If I haven’t sold you on using syntax yet, here are a few horror stories of manually cleaning data (based off of real life events):
1. A colleague is in charge of cleaning data for project-a. At the end of a data collection wave, the colleague sends you clean data. Yet when reviewing it you find three small errors in the data they send you.
These all seemed like quick changes you could make very easily in a point and click interface, so you did. Then you saved that dataset as the final clean dataset. However, a month later, your colleague found an error in the data they sent you, and they send you a revised clean dataset.
This is the process you go through:
You did not document the changes you made to the prior dataset (either via syntax or even in a README_versioning file).

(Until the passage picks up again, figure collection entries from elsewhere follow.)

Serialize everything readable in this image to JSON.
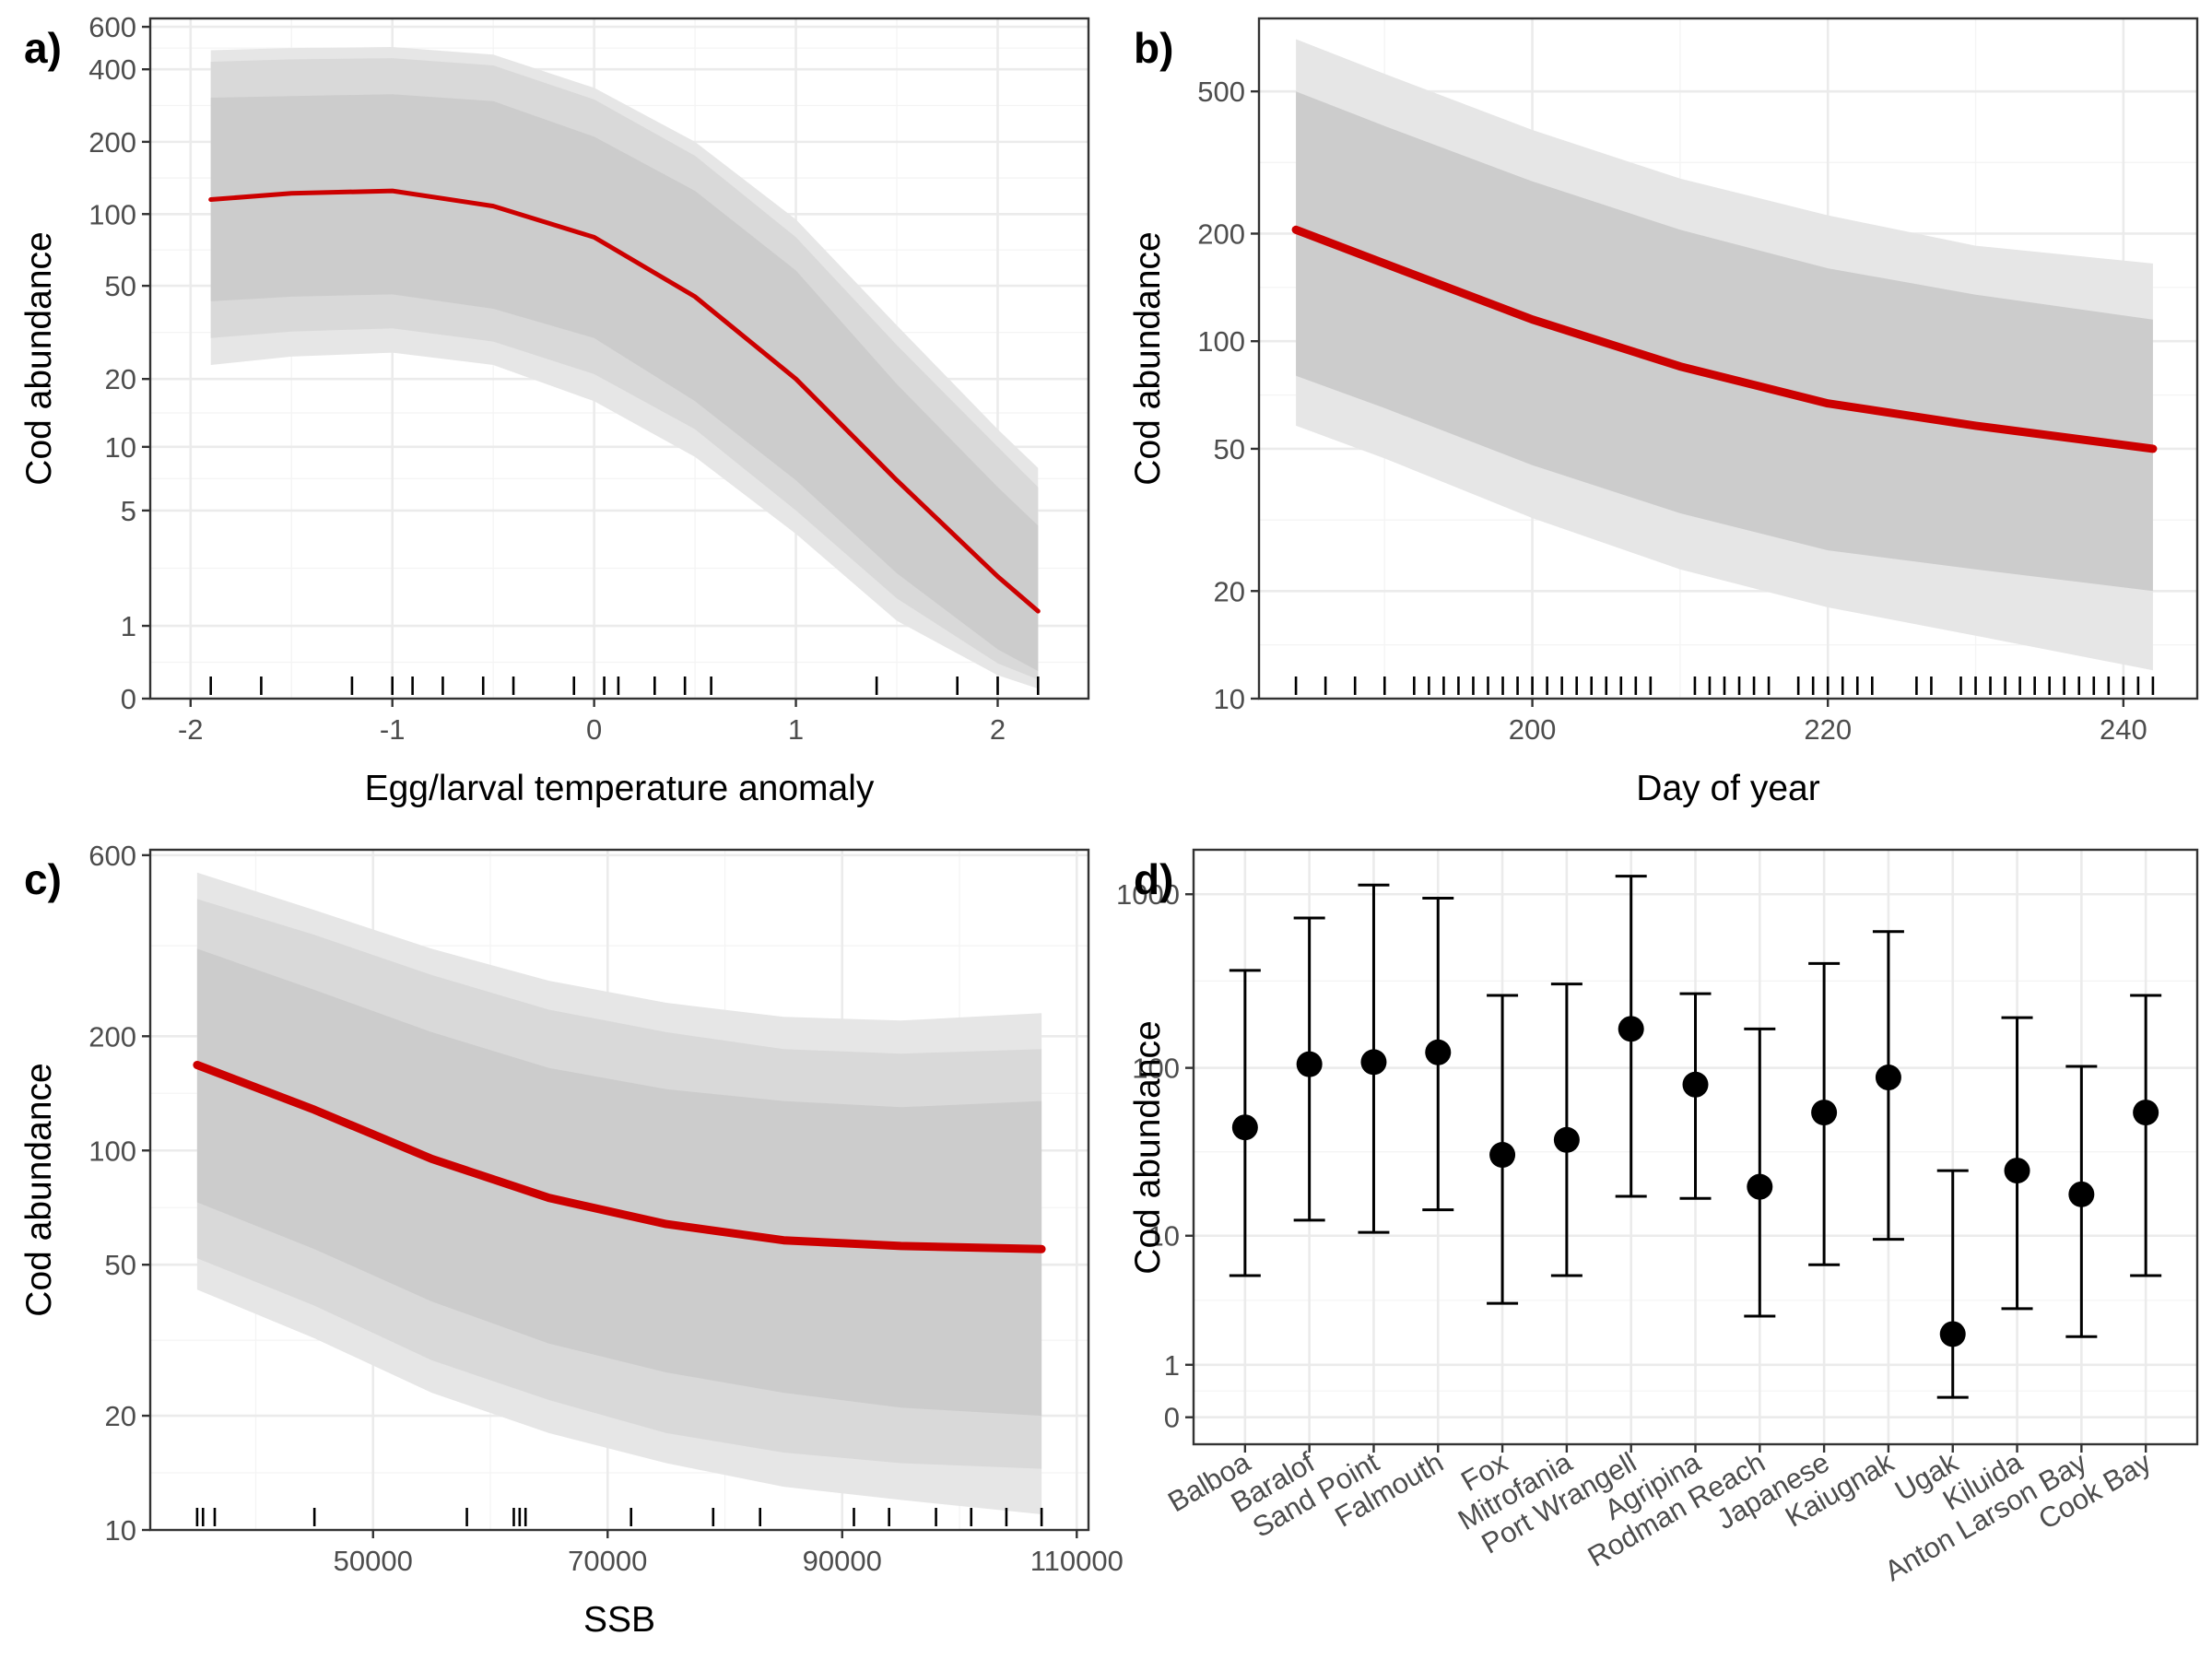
{
  "chart_data": [
    {
      "id": "a",
      "type": "line",
      "panel_label": "a)",
      "xlabel": "Egg/larval temperature anomaly",
      "ylabel": "Cod abundance",
      "y_scale": "log1p",
      "xlim": [
        -2.2,
        2.45
      ],
      "ylim": [
        0,
        650
      ],
      "x_ticks": [
        -2,
        -1,
        0,
        1,
        2
      ],
      "x_tick_labels": [
        "-2",
        "-1",
        "0",
        "1",
        "2"
      ],
      "y_ticks": [
        0,
        1,
        5,
        10,
        20,
        50,
        100,
        200,
        400,
        600
      ],
      "y_tick_labels": [
        "0",
        "1",
        "5",
        "10",
        "20",
        "50",
        "100",
        "200",
        "400",
        "600"
      ],
      "x": [
        -1.9,
        -1.5,
        -1.0,
        -0.5,
        0.0,
        0.5,
        1.0,
        1.5,
        2.0,
        2.2
      ],
      "fit": [
        115,
        122,
        125,
        108,
        80,
        45,
        20,
        7,
        2.2,
        1.3
      ],
      "inner_lower": [
        43,
        45,
        46,
        40,
        30,
        16,
        7,
        2.3,
        0.6,
        0.3
      ],
      "inner_upper": [
        305,
        310,
        315,
        295,
        210,
        125,
        58,
        19,
        6.5,
        4.2
      ],
      "mid_lower": [
        30,
        32,
        33,
        29,
        21,
        12,
        5,
        1.6,
        0.4,
        0.2
      ],
      "mid_upper": [
        430,
        440,
        445,
        415,
        300,
        175,
        80,
        28,
        10,
        6.5
      ],
      "outer_lower": [
        23,
        25,
        26,
        23,
        16,
        9,
        3.8,
        1.1,
        0.25,
        0.1
      ],
      "outer_upper": [
        480,
        490,
        495,
        460,
        335,
        200,
        95,
        34,
        12,
        8
      ],
      "rug": [
        -1.9,
        -1.65,
        -1.2,
        -1.0,
        -0.9,
        -0.75,
        -0.55,
        -0.4,
        -0.1,
        0.05,
        0.12,
        0.3,
        0.45,
        0.58,
        1.4,
        1.8,
        2.0,
        2.2
      ]
    },
    {
      "id": "b",
      "type": "line",
      "panel_label": "b)",
      "xlabel": "Day of year",
      "ylabel": "Cod abundance",
      "y_scale": "log",
      "xlim": [
        181.5,
        245.0
      ],
      "ylim": [
        10,
        800
      ],
      "x_ticks": [
        200,
        220,
        240
      ],
      "x_tick_labels": [
        "200",
        "220",
        "240"
      ],
      "y_ticks": [
        10,
        20,
        50,
        100,
        200,
        500
      ],
      "y_tick_labels": [
        "10",
        "20",
        "50",
        "100",
        "200",
        "500"
      ],
      "x": [
        184,
        190,
        200,
        210,
        220,
        230,
        242
      ],
      "fit": [
        205,
        165,
        115,
        85,
        67,
        58,
        50
      ],
      "inner_lower": [
        80,
        65,
        45,
        33,
        26,
        23,
        20
      ],
      "inner_upper": [
        500,
        400,
        280,
        205,
        160,
        135,
        115
      ],
      "outer_lower": [
        58,
        47,
        32,
        23,
        18,
        15,
        12
      ],
      "outer_upper": [
        700,
        560,
        390,
        285,
        225,
        185,
        165
      ],
      "rug": [
        184,
        186,
        188,
        190,
        192,
        193,
        194,
        195,
        196,
        197,
        198,
        199,
        200,
        201,
        202,
        203,
        204,
        205,
        206,
        207,
        208,
        211,
        212,
        213,
        214,
        215,
        216,
        218,
        219,
        220,
        221,
        222,
        223,
        226,
        227,
        229,
        230,
        231,
        232,
        233,
        234,
        235,
        236,
        237,
        238,
        239,
        240,
        241,
        242
      ]
    },
    {
      "id": "c",
      "type": "line",
      "panel_label": "c)",
      "xlabel": "SSB",
      "ylabel": "Cod abundance",
      "y_scale": "log",
      "xlim": [
        31000,
        111000
      ],
      "ylim": [
        10,
        620
      ],
      "x_ticks": [
        50000,
        70000,
        90000,
        110000
      ],
      "x_tick_labels": [
        "50000",
        "70000",
        "90000",
        "110000"
      ],
      "y_ticks": [
        10,
        20,
        50,
        100,
        200,
        600
      ],
      "y_tick_labels": [
        "10",
        "20",
        "50",
        "100",
        "200",
        "600"
      ],
      "x": [
        35000,
        45000,
        55000,
        65000,
        75000,
        85000,
        95000,
        107000
      ],
      "fit": [
        168,
        128,
        95,
        75,
        64,
        58,
        56,
        55
      ],
      "inner_lower": [
        73,
        55,
        40,
        31,
        26,
        23,
        21,
        20
      ],
      "inner_upper": [
        340,
        265,
        205,
        165,
        145,
        135,
        130,
        135
      ],
      "mid_lower": [
        52,
        39,
        28,
        22,
        18,
        16,
        15,
        14.5
      ],
      "mid_upper": [
        460,
        370,
        290,
        235,
        205,
        185,
        180,
        185
      ],
      "outer_lower": [
        43,
        32,
        23,
        18,
        15,
        13,
        12,
        11
      ],
      "outer_upper": [
        540,
        430,
        340,
        280,
        245,
        225,
        220,
        230
      ],
      "rug": [
        35000,
        35500,
        36500,
        45000,
        58000,
        62000,
        62500,
        63000,
        72000,
        79000,
        83000,
        91000,
        94000,
        98000,
        101000,
        104000,
        107000
      ]
    },
    {
      "id": "d",
      "type": "scatter",
      "panel_label": "d)",
      "xlabel": "",
      "ylabel": "Cod abundance",
      "y_scale": "log1p",
      "ylim": [
        -0.3,
        1800
      ],
      "y_ticks": [
        0,
        1,
        10,
        100,
        1000
      ],
      "y_tick_labels": [
        "0",
        "1",
        "10",
        "100",
        "1000"
      ],
      "categories": [
        "Balboa",
        "Baralof",
        "Sand Point",
        "Falmouth",
        "Fox",
        "Mitrofania",
        "Port Wrangell",
        "Agripina",
        "Rodman Reach",
        "Japanese",
        "Kaiugnak",
        "Ugak",
        "Kiluida",
        "Anton Larson Bay",
        "Cook Bay"
      ],
      "values": [
        45,
        105,
        108,
        123,
        31,
        38,
        168,
        80,
        20,
        55,
        88,
        2.0,
        25,
        18,
        55
      ],
      "lower": [
        5.5,
        12.5,
        10.5,
        14.5,
        3.5,
        5.5,
        17.5,
        17.0,
        2.8,
        6.5,
        9.5,
        0.3,
        3.2,
        1.9,
        5.5
      ],
      "upper": [
        365,
        730,
        1130,
        950,
        262,
        305,
        1270,
        268,
        168,
        400,
        610,
        25,
        195,
        102,
        262
      ]
    }
  ]
}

Therefore, you had to do your best to remember what changes you had made to see if you needed to make them again, potentially leaving errors in the data if you forgot a step.
After checking the data and discovering that the changes you had previously made to the data had still not been corrected in this new file, you had to make all the changes to the new data again. This time, you write all the updates in syntax! This allows you to document your changes, as well as saves you from having to re-do all of your point and click work again in the future if you ever received another updated file. You can just run your syntax in a matter of seconds.
2. You download two Excel files that need to be appended (they have the same variables). In an attempt to move quickly, you decide to append the files by cutting all the rows from one file and pasting them below the rows of the other file. You then save this data as your complete dataset. At a later point when you are running some descriptive summaries on the data, you notice ranges for some of your variables are incorrect. You go back to your two original files (luckily you saved both original files as “raw” data). You do some detective work and discover that the order of the columns in each file are not identical so when you pasted data from one file to the other, the values did not correctly align. To correct this, you write syntax where you bind the two raw data files using a function that matches files based on column names.
3. A school district sends you a data file that you have requested. You know you only need this data for a one time report so you decide to start doing your manipulations in the raw data, by hand. You save this data, use it for your report, and then plan to never see it again. A year later, your coworker actually needs that data for another report. When that coworker starts digging around in the data, they find errors (values out of range and so forth). However, with no documentation of your changes, no syntax, and no raw data, there is no way to know how to fix the data. The data is rendered useless.